Polski rząd nie wykonał polecenia Trybunału Sprawiedliwości Unii Europejskiej (TSUE). W końcu maja 2021 roku, kilka tygodni po wyroku TSUE, czeskie agencje prasowe podały że rząd w Pradze będzie domagał się kary dla Polski za niewykonanie postanowienia TSUE o wstrzymaniu wydobycia w kopalni Turów. Czeski rząd złoży na Polskę skargę do Trybunału Sprawiedliwości Unii Europejskiej za niewykonanie decyzji o natychmiastowym wstrzymaniu wydobycia w kopalni Turów. Rząd premiera Babisza ma wystąpić do TSUE z żądaniem nałożenia kary na Polskę w wysokości 5 mln euro za każdy dzień zwłoki ze wstrzymaniem pracy kopalni. Co więcej, Praga zapowiada także, że oprócz inwestycji rzędu 40-50 mln euro w infrastrukturę kopalni, których domaga się od Polski, będzie także chcia- ła, aby Warszawa udostępniła dane na temat sytuacji geologicznej terenu, na którym odbywa się wydobycie oraz informacji z bieżącego monitoringu.
W dniu 10 czerwca 2021 w parlamencie wiceminister spraw zagranicznych Czech Martin Smolek powiedział że umowa z Polska powinna umożliwić regularne kontrolowanie sytuacji przez czeskich ekspertów w kopalni węgla brunatnego w Turowie.
Kilka tygodni po decyzji Trybunału Sprawiedliwości Unii Europejskiej Dania zawiesiła budowę gazociągu który ma do Polski doprowadzać gaz z Norwegii. Dania zawiesiła budowę gazociągu pod pretekstem naruszenia przez gazociąg siedlisk myszy polnych i nietoperzy…
W międzyczasie Białoruś zaaresztowała kilkunastu działaczy polonijnych i polonijnych nauczycieli. 23 maja 2021 roku Raman Pratasiewicz, białoruski działacz opozycyjny, lecący samolotem Ryanair z Aten do Wilna został zaaresztowny przez władze białoruskie. Polski samolot dostał nakaz lądowania na lotnisku w Mińsku pod pretekstem tego że na pokładzie samolotu znajduje się bomba. Samolot Ryanair jest zarejestrowany w Polsce. Pomimo tego że Raman Pratasiewicz nie miał azylu politycznego udzielonego mu przez rząd Polski, Rząd Polski potraktował zmuszenie do lądowania samolotu którym leciał jako polityczną prowokację wymierzoną przeciw Polsce. Rząd Polski był inicjatorem sankcji nałożonych przez większość krajów Unii Europejskiej na Białoruś. Sankcje te głównie polegają na braku zezwolenia przelotów samolotów białoruskich nad terytorium tych krajów w tym i terytorium Polski. Skutkiem zatrzymania samolotu i skutkiem nałożonych sankcji było zadekretowanie przez Aleksandra Łukaszenkę nowego święta państwowego przypadającego na dzień 17 września.
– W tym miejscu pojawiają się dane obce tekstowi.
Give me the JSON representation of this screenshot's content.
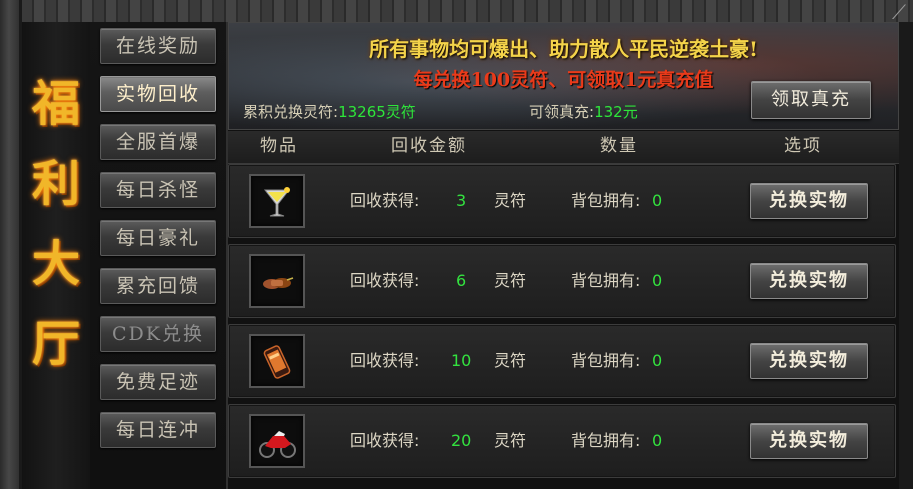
{
  "title": {
    "chars": [
      "福",
      "利",
      "大",
      "厅"
    ]
  },
  "nav": {
    "items": [
      {
        "label": "在线奖励"
      },
      {
        "label": "实物回收"
      },
      {
        "label": "全服首爆"
      },
      {
        "label": "每日杀怪"
      },
      {
        "label": "每日豪礼"
      },
      {
        "label": "累充回馈"
      },
      {
        "label": "CDK兑换"
      },
      {
        "label": "免费足迹"
      },
      {
        "label": "每日连冲"
      }
    ],
    "active": "实物回收"
  },
  "banner": {
    "line1": "所有事物均可爆出、助力散人平民逆袭土豪!",
    "line2": "每兑换100灵符、可领取1元真充值",
    "total_label": "累积兑换灵符:",
    "total_value": "13265灵符",
    "claimable_label": "可领真充:",
    "claimable_value": "132元",
    "claim_button": "领取真充"
  },
  "table": {
    "headers": [
      "物品",
      "回收金额",
      "数量",
      "选项"
    ],
    "rows": [
      {
        "item_icon": "cocktail-glass-icon",
        "reward_label": "回收获得:",
        "reward_value": "3",
        "unit": "灵符",
        "owned_label": "背包拥有:",
        "owned_value": "0",
        "button": "兑换实物"
      },
      {
        "item_icon": "handshake-icon",
        "reward_label": "回收获得:",
        "reward_value": "6",
        "unit": "灵符",
        "owned_label": "背包拥有:",
        "owned_value": "0",
        "button": "兑换实物"
      },
      {
        "item_icon": "smartphone-icon",
        "reward_label": "回收获得:",
        "reward_value": "10",
        "unit": "灵符",
        "owned_label": "背包拥有:",
        "owned_value": "0",
        "button": "兑换实物"
      },
      {
        "item_icon": "motorcycle-icon",
        "reward_label": "回收获得:",
        "reward_value": "20",
        "unit": "灵符",
        "owned_label": "背包拥有:",
        "owned_value": "0",
        "button": "兑换实物"
      }
    ]
  },
  "colors": {
    "accent_gold": "#f1b629",
    "value_green": "#33e23f",
    "banner_red": "#e93a1a",
    "banner_yellow": "#f4d34a"
  }
}
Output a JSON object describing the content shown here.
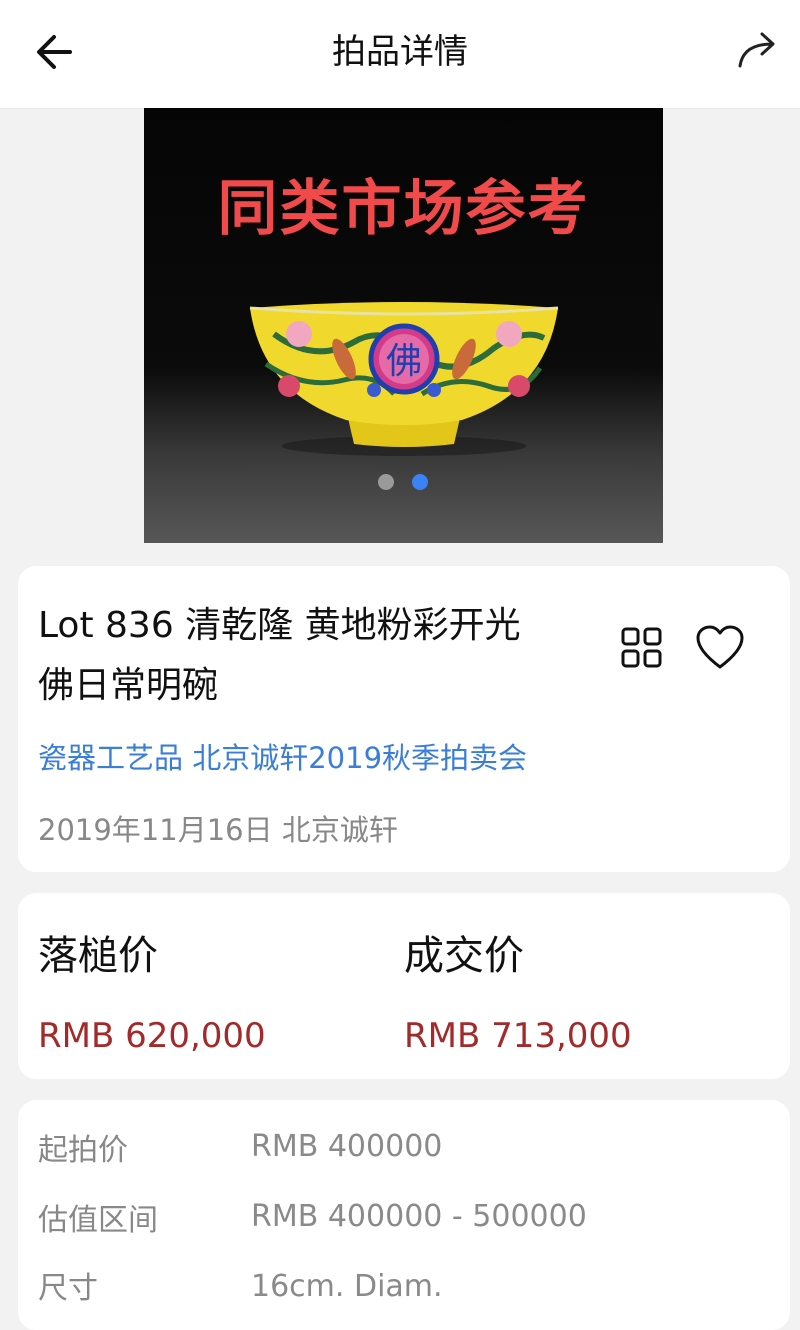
{
  "header": {
    "title": "拍品详情",
    "back_icon": "arrow-left-icon",
    "share_icon": "share-arrow-icon"
  },
  "gallery": {
    "banner_text": "同类市场参考",
    "bowl_character": "佛",
    "slide_count": 2,
    "active_slide": 2,
    "colors": {
      "active_dot": "#3b82f6",
      "inactive_dot": "#9a9a9a",
      "banner": "#f04a4a"
    }
  },
  "lot": {
    "title_line1": "Lot 836 清乾隆 黄地粉彩开光",
    "title_line2": "佛日常明碗",
    "category": "瓷器工艺品 北京诚轩2019秋季拍卖会",
    "meta": "2019年11月16日 北京诚轩",
    "icons": {
      "grid": "grid-icon",
      "favorite": "heart-icon"
    }
  },
  "prices": {
    "hammer_label": "落槌价",
    "hammer_value": "RMB 620,000",
    "deal_label": "成交价",
    "deal_value": "RMB 713,000",
    "value_color": "#a32a2a"
  },
  "details": {
    "rows": [
      {
        "label": "起拍价",
        "value": "RMB 400000"
      },
      {
        "label": "估值区间",
        "value": "RMB 400000 - 500000"
      },
      {
        "label": "尺寸",
        "value": "16cm. Diam."
      }
    ]
  }
}
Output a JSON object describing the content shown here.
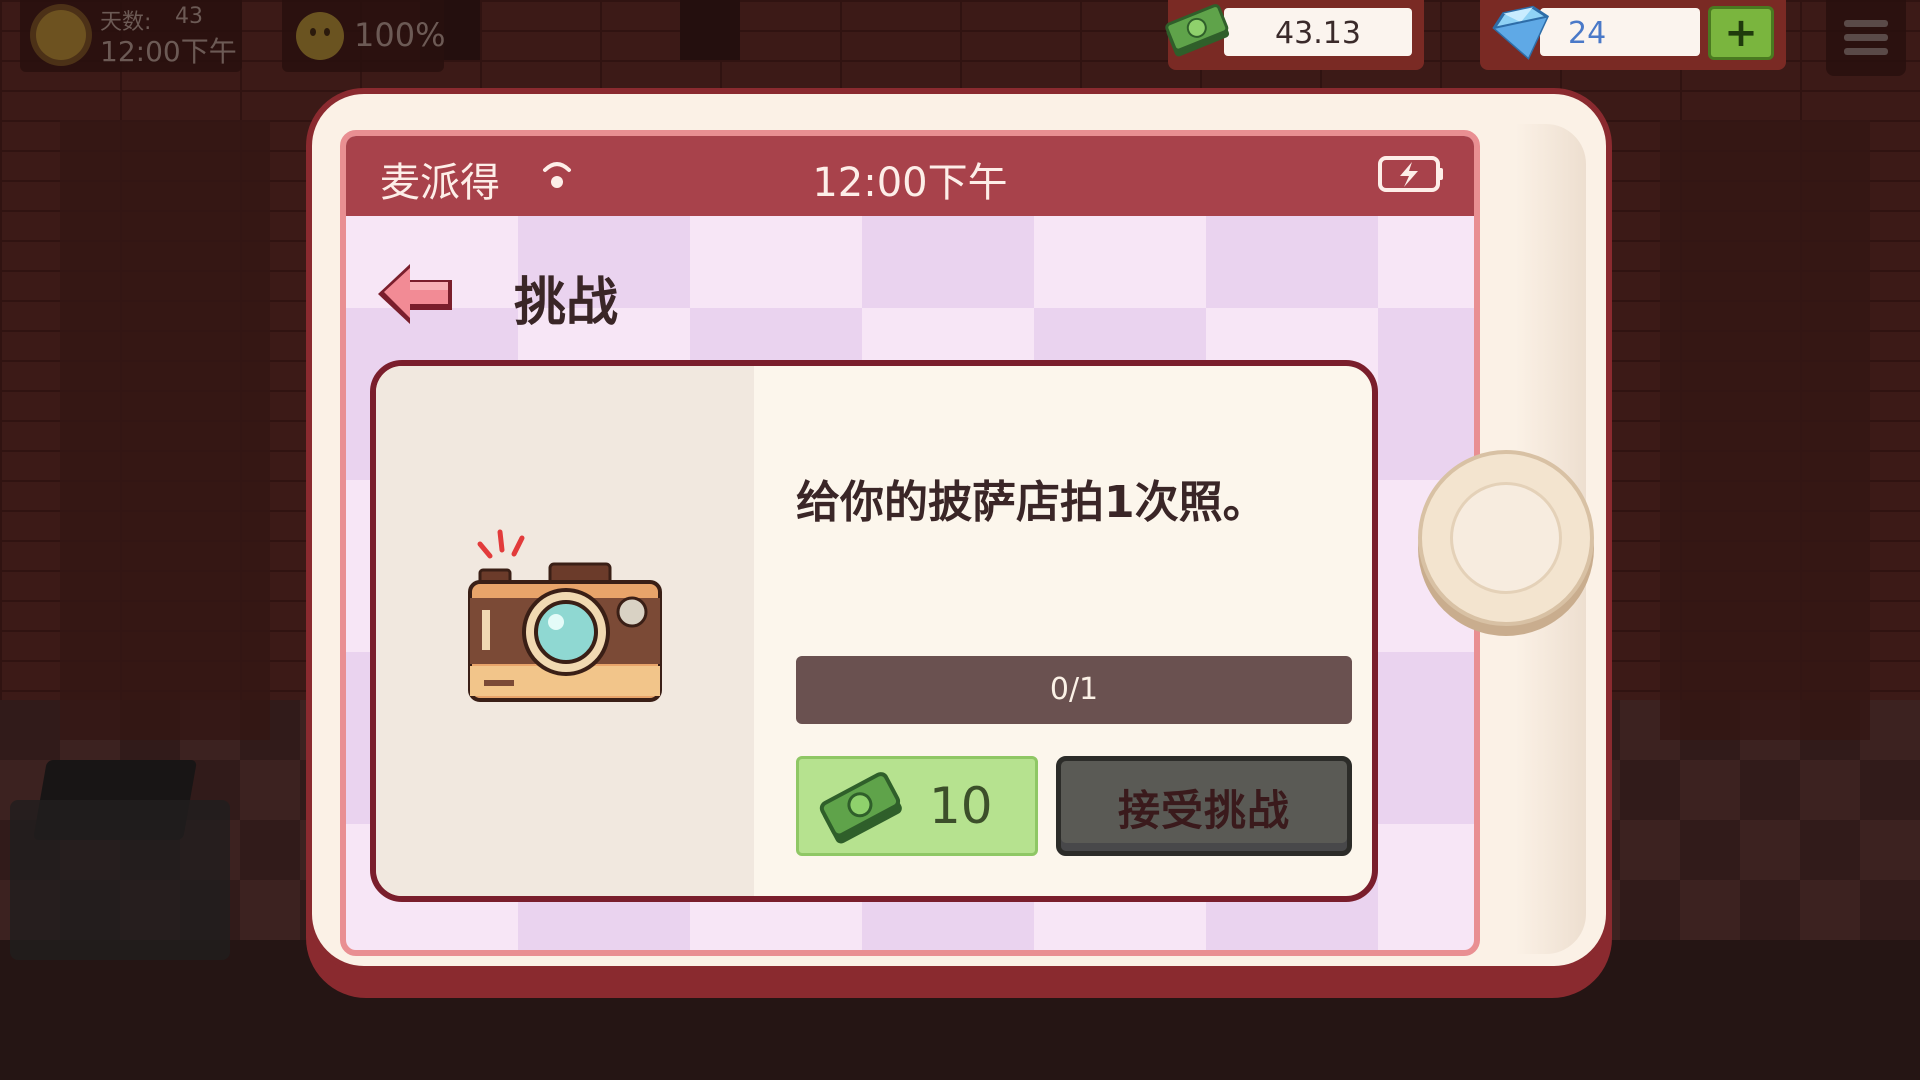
{
  "hud": {
    "day_label": "天数:",
    "day_value": "43",
    "time": "12:00下午",
    "mood": "100%",
    "money": "43.13",
    "gems": "24",
    "plus_label": "+"
  },
  "phone": {
    "carrier": "麦派得",
    "time": "12:00下午",
    "page_title": "挑战"
  },
  "challenge": {
    "description": "给你的披萨店拍1次照。",
    "progress_text": "0/1",
    "progress_fraction": 0,
    "reward": "10",
    "accept_label": "接受挑战"
  },
  "colors": {
    "status_bar": "#a8424b",
    "card_border": "#7a1e2c",
    "reward_bg": "#b6e28f",
    "accept_button": "#5a5a55",
    "progress_bg": "#6a5150"
  },
  "icons": {
    "day": "sun-icon",
    "mood": "smile-icon",
    "money": "cash-icon",
    "gems": "diamond-icon",
    "menu": "hamburger-icon",
    "back": "back-arrow-icon",
    "challenge": "camera-icon",
    "status_left": "wifi-icon",
    "status_right": "battery-icon"
  }
}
17 września to rocznica ataku Związku Radzieckiego na Polskę.
W tej chwili, oba kraje, Polska i Białoruś są być może w apogeum wysuwanych wzajemnie przeciw sobie oskarżeń.
W środku tego konfliktu między rządami Polski i Białorusi jest to, że na białoruską Polonię prezydent Białorusi Aleksander Łukaszenka nakłada różnego rodzaju sankcje. Polegają one na nękaniu, na aresztowaniach, na skazywa- niu przez białoruskie sądy na karę aresztu, lub karę grzywny, na zwalnianiu z pracy, na ograniczaniu możliwości awansu.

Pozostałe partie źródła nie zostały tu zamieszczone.